You’ll have to restructure the office floor plan to put everyone’s desks in the office as you hire employees, and it stands to reason that you’ll have to restructure other things, too, namely the board and the capitalization table.
The board is one of the main things that will be restructured every time you raise a new round of capital. The board may grow, shrink, or simply change in composition. Your capitalization table, or the list of people who own stock in your company, will also likely change over time.
Later investors may force early investors to sell their shares or to take a different deal. If the early investors refuse, the company will fail to raise money. Early investors almost always allow the capitalization table to be restructured so that they can get something back for their investment. Their maxim: Don’t tip the boat if you are in it!
Tidy your capitalization table
A capitalization table is a spreadsheet that lists all of the people and entities that have invested in the company. For each shareholder, it lists how many shares are owned, the preferences, the series provisions, and the voting rights.
Companies are required to get quite a bit of traction before venture capitalists (VCs) will invest. Therefore, chances are a company will have raised capital at least once before it raises a VC round. Many companies will have done a few early rounds with friends and family, crowdfunding, or angel investors.
If you have a mix of investors, each with different goals, your company will quickly find itself in trouble. At some critical point — maybe your company is in crisis or it’s considering a big exit — you’ll need to bring your investors all together to make a big decision. At such a time, you need your investors to work together like a well-oiled machine.
Put early investors in an LLC
You can simplify your capitalization table by grouping investors into an entity called a limited liability corporation (LLC). If you have a group of investors who invested at the same time with the same term sheet, putting those individuals into an LLC can be reasonably easy.
The individuals are then legally considered a single entity. They vote as one if they have voting rights, and they are represented by a single body in the room in meetings.
Buy out early investors
Sometimes a VC chooses to buy out early investors to clean up the capitalization table. As you can imagine, this solution may disappoint the early investors: They get compensated but are ultimately kicked out of a growing company.
On the other hand, many early-stage investors are happy to just get their money back!
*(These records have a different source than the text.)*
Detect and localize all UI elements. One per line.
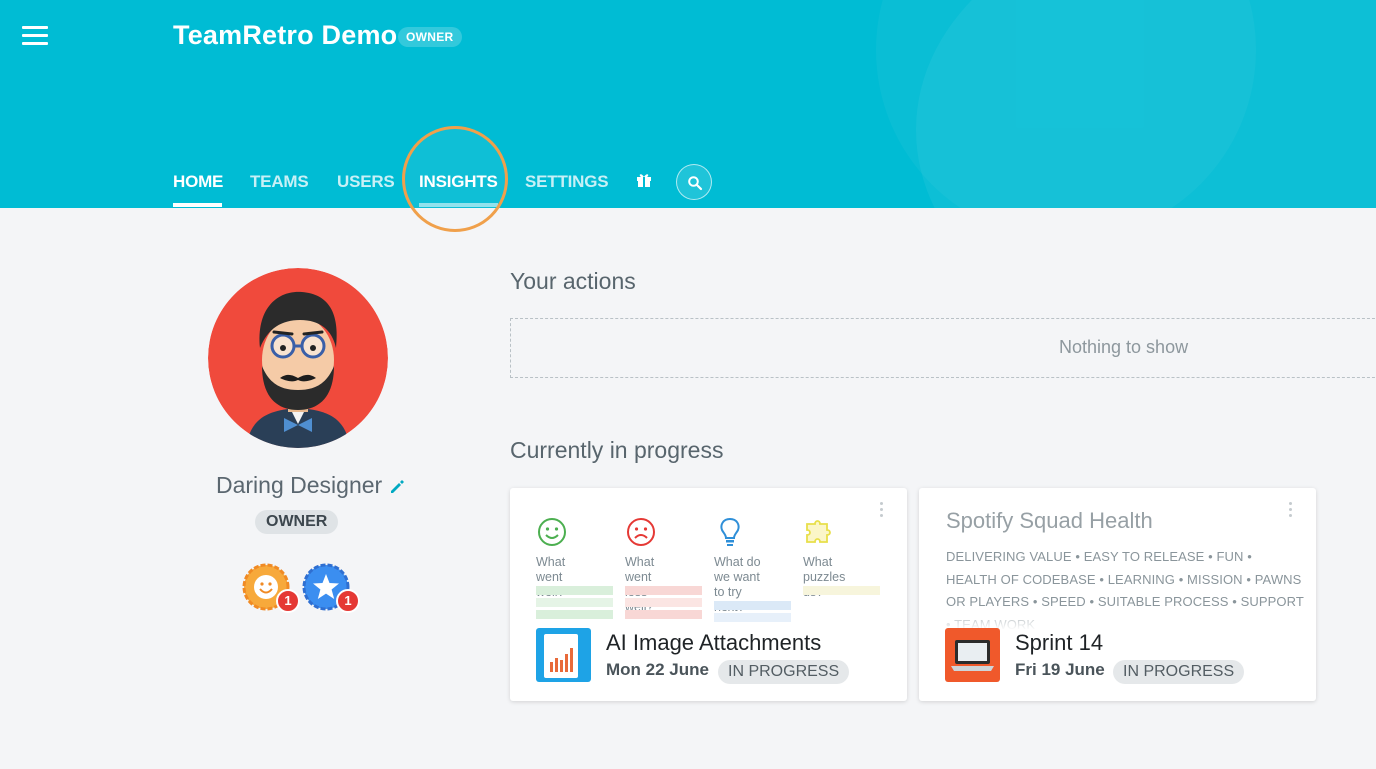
role-badge: OWNER <box>398 27 462 47</box>
menu-icon[interactable] <box>22 26 48 46</box>
column-stripe <box>536 610 613 619</box>
retro-thumbnail <box>945 628 1000 682</box>
active-tab-indicator <box>173 203 222 207</box>
tab-teams[interactable]: TEAMS <box>250 172 309 192</box>
retro-thumbnail <box>536 628 591 682</box>
card-menu-icon[interactable] <box>877 502 885 522</box>
gift-icon[interactable] <box>636 172 652 188</box>
tab-settings[interactable]: SETTINGS <box>525 172 609 192</box>
badge-count: 1 <box>336 589 360 613</box>
user-name: Daring Designer <box>216 472 383 498</box>
happy-face-icon <box>538 518 566 546</box>
avatar[interactable] <box>208 268 388 448</box>
column-stripe <box>714 613 791 622</box>
status-badge: IN PROGRESS <box>1113 660 1245 684</box>
card-menu-icon[interactable] <box>1286 502 1294 522</box>
search-icon <box>688 176 703 191</box>
column-stripe <box>625 586 702 595</box>
retro-card[interactable]: What went well? What went less well? Wha… <box>510 488 907 701</box>
role-chip: OWNER <box>255 510 339 534</box>
column-stripe <box>625 598 702 607</box>
actions-empty-state <box>510 318 1376 378</box>
template-title: Spotify Squad Health <box>946 508 1153 533</box>
insights-highlight-annotation <box>402 126 508 232</box>
sad-face-icon <box>627 518 655 546</box>
column-stripe <box>714 601 791 610</box>
card-title: AI Image Attachments <box>606 630 822 655</box>
column-stripe <box>536 598 613 607</box>
card-date: Mon 22 June <box>606 660 709 679</box>
column-stripe <box>803 586 880 595</box>
tags-fade <box>919 606 1316 630</box>
column-stripe <box>536 586 613 595</box>
status-badge: IN PROGRESS <box>718 660 850 684</box>
section-title-actions: Your actions <box>510 268 636 294</box>
card-date: Fri 19 June <box>1015 660 1105 679</box>
app-title: TeamRetro Demo <box>173 20 398 50</box>
badge-count: 1 <box>276 589 300 613</box>
card-title: Sprint 14 <box>1015 630 1104 655</box>
puzzle-icon <box>806 520 831 543</box>
section-title-in-progress: Currently in progress <box>510 437 724 463</box>
search-button[interactable] <box>676 164 712 200</box>
app-header: TeamRetro Demo OWNER HOME TEAMS USERS IN… <box>0 0 1376 208</box>
empty-state-text: Nothing to show <box>1059 337 1189 357</box>
header-decoration <box>876 0 1256 208</box>
tab-home[interactable]: HOME <box>173 172 223 192</box>
tab-users[interactable]: USERS <box>337 172 395 192</box>
lightbulb-icon <box>720 517 740 546</box>
column-stripe <box>625 610 702 619</box>
edit-icon[interactable] <box>388 478 406 496</box>
health-check-card[interactable]: Spotify Squad Health DELIVERING VALUE • … <box>919 488 1316 701</box>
If your company can’t receive venture capital because of an early investor in the cap table, that early investor either has to give in or he will ruin the company’s chances of getting funded. After all, any percentage of a defunct company is zero dollars.
Renegotiate terms with early investors
Two things can happen when you have structured a deal poorly in the first rounds. One possibility is that VCs will flee from your deal permanently. The other possibility is that you may be able to go back to your first round investors and renegotiate a new deal that will be more attractive to next round investors.
Doing so is often in everyone’s best interests (although structuring a reasonable deal the first time around and avoiding the pain and headache of renegotiating is always the best option).
Because many deals need to be renegotiated with previous investors to move forward with the next round of investment, you may want to warn your early investors of this potential renegotiation, especially when those investors are friends or family.